What is Dysgraphia?
More commonly known as “written expression learning disorder,” dysgraphia is a learning disability that involves difficulty with written expression. Dysgraphia can cause issues with spelling, handwriting, and translating thoughts to paper.
Students with dysgraphia may struggle to form letters, numbers, and words by hand, and may also have trouble thinking and writing at the same time.

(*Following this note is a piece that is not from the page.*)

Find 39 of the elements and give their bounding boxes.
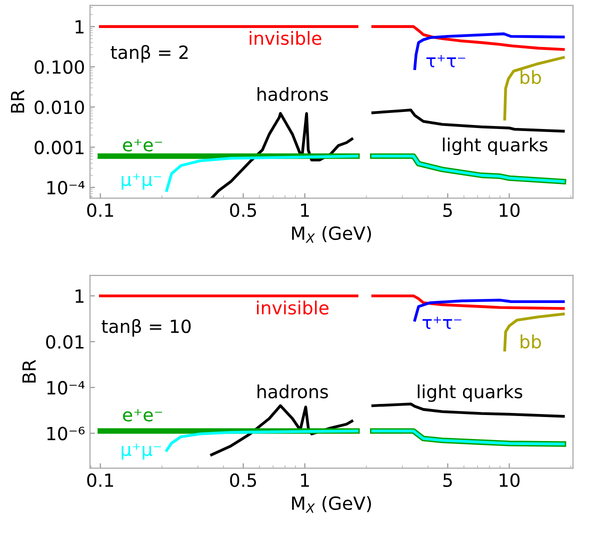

In more severe cases, the student may be unable to hold a pencil correctly or draw a straight line.
EARLY SIGNS OF DYSGRAPHIA
- Better at communicating through speech than through writing1
- Tight or awkward pencil grip1
- When writing, says words out loud or carefully watches hand1
- Tires easily when writing by hand
- Hands are sore when they finish writing
- Body position is awkward, or eyes are too close to the paper
- Illegible handwriting
- Uneven spaces between letters and words on paper, or difficulty writing within lines and margins1
- Incorrect orientation of letters (either vertically or horizontally)1
- Trouble with tasks that require thinking and writing at the same time, such as notetaking1
What to Do if Your Child is Diagnosed with Dysgraphia
- Find a Specialist
Students with dysgraphia need ongoing, explicit instruction in handwriting, spelling, and composition, but many schools do not offer these services. Look for professionals with full certification and continued professional development related to dysgraphia. Students with dysgraphia respond well to multisensory approaches that use auditory, kinesthetic, and tactile senses, such as the Wilson Reading System
- Request Classroom Accommodations
Talk with your child’s teachers about making small changes in the classroom to help your child succeed. For example, ask the teacher to:
- Allow your child to use pencil grips and other writing aids
- Let your child use a keyboard, tablet, or other technology as a substitute for written expression so they can focus on the ideas rather than the mechanics of writing
- Create an Individualized Education Plan
Meet with your child’s teacher and administrators to create an Individualized Education Plan (IEP). This document will map out specific challenges, goals, and accommodations for your child. Be sure to ask for a copy of the document.